The future of medicine will also coincide with the future of computing systems. For decades researchers have been trying, without much luck, to find ways to restore motion to patients who are paralyzed. Toyota recently designed a wheelchair connected to an electrode-filled helmet that a paralyzed person can operate with their brain alone. Although this technology is amazing in itself, it still doesn’t allow the person to get up out of the wheelchair, which is what they really want. In the future, however, a computer chip embedded in the body will connect the brain directly to an arm or a leg (bypassing the damaged or injured spinal cord), allowing the person to operate their limbs just as a healthy individual does. Just a few years ago, a neural implant was successfully “installed” into a 25-year-old man with a knife wound that had rendered him paralyzed. He eventually learned to move a cursor to perform remedial tasks on a computer and also to operate a robotic arm and hand.

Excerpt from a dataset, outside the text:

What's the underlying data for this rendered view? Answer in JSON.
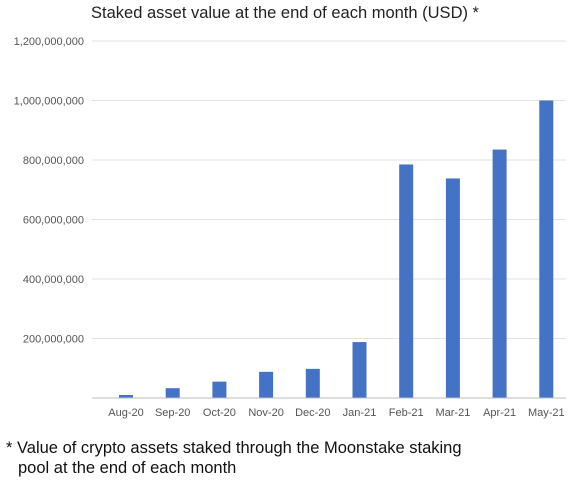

These technologies, too, are still in their infancy, but imagine what they will look like in 20 or 30 years. Paralyzed patients may be able to move their limbs again—a possibility once thought to be only a dream.

The idea of limb regeneration is not a new one by any means. Amphibians such as the salamander regenerate their limbs over and over throughout their lives. At times, they will get in a fight and lose part of a limb or part of their tail. Cells immediately begin moving to the affected area, working their magic, and before they know it, a new limb has replaced the missing one as if nothing happened at all. Scientists are paying close attention to this ability with hopes of making it one day possible for humans to regenerate missing parts. The military also has their own agenda and are very interested in the research behind regenerative medicine. In 2008, the Defense Department established an institute called the Armed Forces Institute of Regenerative Medicine, with a budget of $250 million over a 5-year period and the goal of developing various treatment options for servicemen and women who have been severely injured during their wartime service.

Amazing discoveries in various disciplines of medicine are happening every single day, with new papers and ideas being published weekly. The advancements in the past decade alone are absolutely astounding, and things are only moving forward. Of course, certain ethical issues have arisen around the growing of human organs in the laboratory, but I wouldn’t be surprised to see these technologies perfected and implemented in the next 10 to 20 years. The Human Body Shop may be well on its way to a wing of your local hospital—but don’t hold your breath in the meantime, as the organ donor waiting list will likely stick around until then.